Women’s Bodies as Battlefields
Cinzia Canneri
Winner of the 2023 Camille Lepage Award
The systematic targeting of women’s bodies in war has come to light as a strategy used around the world. Women are subjected to specific forms of violence, in particular sexual violence, or what has been termed “gender-based violence.” Clearly men are also victims of violence, but it is the gendered nature of violence which marks the experience of women as different.
This project has focused on the situation of Eritrean and Tigrinya women who have fled across the borders of Eritrea, Ethiopia and Sudan, three countries with geopolitical links. The women here are constantly subjected to physical violence, while also being victims of socio-political forces and ethnic and border-related conflicts.
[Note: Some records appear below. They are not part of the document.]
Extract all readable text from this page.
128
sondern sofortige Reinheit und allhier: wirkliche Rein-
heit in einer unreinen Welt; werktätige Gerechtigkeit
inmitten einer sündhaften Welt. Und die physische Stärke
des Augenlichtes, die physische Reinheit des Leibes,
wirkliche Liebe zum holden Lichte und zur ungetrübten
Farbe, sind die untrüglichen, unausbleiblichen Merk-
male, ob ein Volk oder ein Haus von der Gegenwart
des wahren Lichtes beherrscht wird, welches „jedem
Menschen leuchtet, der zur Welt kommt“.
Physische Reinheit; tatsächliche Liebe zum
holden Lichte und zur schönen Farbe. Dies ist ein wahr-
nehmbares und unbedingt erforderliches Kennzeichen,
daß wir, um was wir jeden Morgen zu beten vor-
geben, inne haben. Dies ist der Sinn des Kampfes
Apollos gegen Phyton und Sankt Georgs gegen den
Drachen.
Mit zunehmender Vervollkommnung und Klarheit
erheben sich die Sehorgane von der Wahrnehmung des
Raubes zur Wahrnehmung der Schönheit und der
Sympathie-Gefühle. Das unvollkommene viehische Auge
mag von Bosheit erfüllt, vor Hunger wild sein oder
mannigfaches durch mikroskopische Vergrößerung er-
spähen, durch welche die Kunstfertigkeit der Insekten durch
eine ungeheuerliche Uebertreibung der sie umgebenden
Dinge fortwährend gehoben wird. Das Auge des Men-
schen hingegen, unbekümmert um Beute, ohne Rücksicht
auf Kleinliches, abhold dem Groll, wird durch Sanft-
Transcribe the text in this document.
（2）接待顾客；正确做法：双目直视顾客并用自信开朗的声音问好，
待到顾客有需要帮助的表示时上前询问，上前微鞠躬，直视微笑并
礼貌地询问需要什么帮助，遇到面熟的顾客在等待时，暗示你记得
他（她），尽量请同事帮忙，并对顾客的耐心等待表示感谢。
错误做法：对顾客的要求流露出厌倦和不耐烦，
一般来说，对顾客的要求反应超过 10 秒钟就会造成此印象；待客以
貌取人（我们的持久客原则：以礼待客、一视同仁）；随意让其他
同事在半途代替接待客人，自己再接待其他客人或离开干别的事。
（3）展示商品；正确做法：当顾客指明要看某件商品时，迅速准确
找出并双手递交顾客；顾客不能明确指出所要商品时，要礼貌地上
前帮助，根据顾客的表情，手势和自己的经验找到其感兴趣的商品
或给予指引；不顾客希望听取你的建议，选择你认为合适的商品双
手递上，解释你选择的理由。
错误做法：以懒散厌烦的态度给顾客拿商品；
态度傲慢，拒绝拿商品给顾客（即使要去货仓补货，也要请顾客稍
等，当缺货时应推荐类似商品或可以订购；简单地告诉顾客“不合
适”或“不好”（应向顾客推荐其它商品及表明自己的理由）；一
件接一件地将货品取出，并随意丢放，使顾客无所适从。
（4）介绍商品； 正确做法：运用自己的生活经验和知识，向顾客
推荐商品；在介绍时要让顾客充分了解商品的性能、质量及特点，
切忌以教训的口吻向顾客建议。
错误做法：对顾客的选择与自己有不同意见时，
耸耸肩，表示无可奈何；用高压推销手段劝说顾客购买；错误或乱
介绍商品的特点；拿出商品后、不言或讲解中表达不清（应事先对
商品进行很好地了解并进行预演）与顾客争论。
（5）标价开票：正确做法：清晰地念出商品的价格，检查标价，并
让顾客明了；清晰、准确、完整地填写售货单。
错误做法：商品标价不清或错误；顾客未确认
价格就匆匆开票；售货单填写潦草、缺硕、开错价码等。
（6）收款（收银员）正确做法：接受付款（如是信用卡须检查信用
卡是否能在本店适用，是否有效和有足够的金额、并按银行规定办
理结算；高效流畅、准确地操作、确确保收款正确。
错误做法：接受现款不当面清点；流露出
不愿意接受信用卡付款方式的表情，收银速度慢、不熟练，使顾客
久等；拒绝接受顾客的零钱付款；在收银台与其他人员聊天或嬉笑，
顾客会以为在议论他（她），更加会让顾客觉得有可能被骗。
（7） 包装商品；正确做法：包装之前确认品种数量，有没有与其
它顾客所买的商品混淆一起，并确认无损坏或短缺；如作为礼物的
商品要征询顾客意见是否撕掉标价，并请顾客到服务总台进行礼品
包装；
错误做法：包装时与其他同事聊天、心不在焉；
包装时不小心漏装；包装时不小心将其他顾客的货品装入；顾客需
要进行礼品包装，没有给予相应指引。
And this did not change after Eritrea and Ethiopia signed a peace deal in 2018, an agreement that led to the Nobel Peace Prize being granted to the Ethiopian Prime Minister in 2019.
The project was initially on Eritrean women fleeing one of the most repressive regimes in the world, and seeking refuge in Ethiopia between 2017 and 2019; it was then extended after the Ethiopian National Defense Force, backed by forces from the Amhara region and from Eritrea, invaded Tigray in northern Ethiopia in November 2020. Tigrinya and Eritrean women fled to refugee camps, some to Addis Ababa and others to Sudan.
Preview
United Nations experts have made accusations of crimes and atrocities against all sides involved in the Tigray conflict, including the Ethiopian National Defense Forces (ENDF), Eritrean Defense Forces (EDF), and Amhara militias (Fano), and there have been specific charges of sexual violence against women. Eritrean armed forces used sexual violence as a weapon of war against both Eritrean and Tigrinya women, punishing Eritrean women for fleeing their country, and targeting Tigrayan women to exterminate them. Their bodies became battlefields. They have suffered individual and gang rape, sexual slavery, mutilation, and torture, leaving lasting physical and mental scars.
Very young Tigrinya girls joined the army for protection, while Eritrean girls feared their own soldiers. Women who have been victims of violence have been abandoned by their husbands and face social stigma, but some have formed support networks to rebuild their lives, and many have found plots of land to farm and provide food.
The International Commission of Human Rights Experts on Ethiopia was set up in December 2021 to investigate violations, but the Ethiopian government has been obstructing such external efforts. After two years of war, the Ethiopia-Tigray cessation of hostilities agreement (the Pretoria Agreement) was signed, but peace is a long process, not just a military deal, and requires the recognition of human rights, for both men and women. Women are demanding justice and are aspiring to a better future for themselves and their children.